Twitch is giving all users access to its discovery feed later this month
It will first appear as a tab, but Twitch's ultimate goal is to make the feed its app's landing page.
Twitch has been testing a discovery feed for livestreams and Clips on mobile since last year, in hopes of giving users a new way to find new streamers to follow and, hence, spend more time on the platform. Now, the website has announced that it's rolling out the feature to all users later this month. The feed will first appear as a new tab in the mobile app and will allow viewers to switch between a scrollable feed for livestreams and another one for Clips. Like their names imply, the live feed will show users broadcasts from people they already follow and ongoing streams from people they don't based on their watch history. Meanwhile, the Clips feed will be filled with short snippets from live broadcasts.

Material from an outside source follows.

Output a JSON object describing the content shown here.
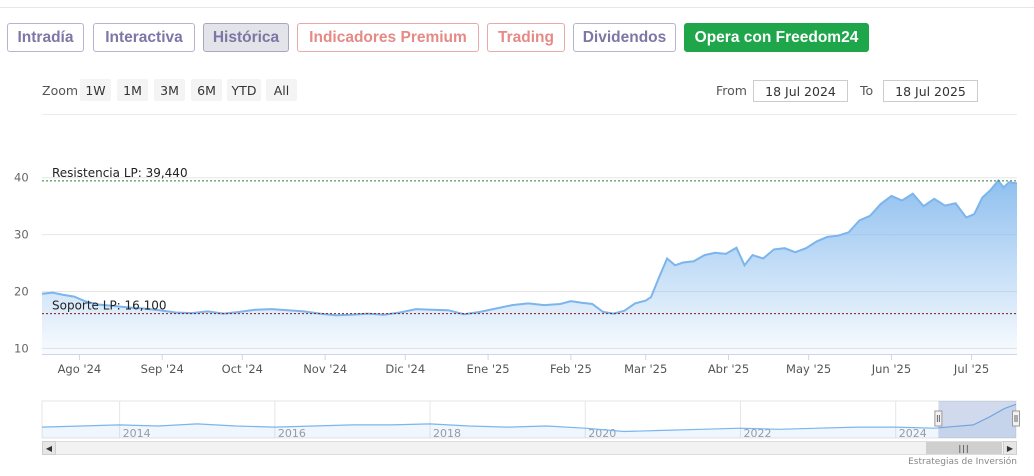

Users will be able to join ongoing streams from the live feed by tapping on the streamers' avatars to immediately go into theater mode. Twitch will also show when the streamer is live in the Clips feed, so viewers can check them out from there, as well. And just in case it isn't clear, Twitch explained in its announcement that the discovery feed will only be aggregating streams and clips from the service and that creators cannot upload to it directly. In other words, getting highlighted on the feed is a game of chance, though featured Clips will be given priority over non-featured ones.
The discovery feed launching this month isn't its final form, though. Some users might start seeing the feed as their actual home page sometime next month, which is what Twitch had in mind for the feature in the first place. In early March, company CEO Dan Clancy said the service is giving its mobile app its first major redesign in years and that the discovery feed will be its new landing page.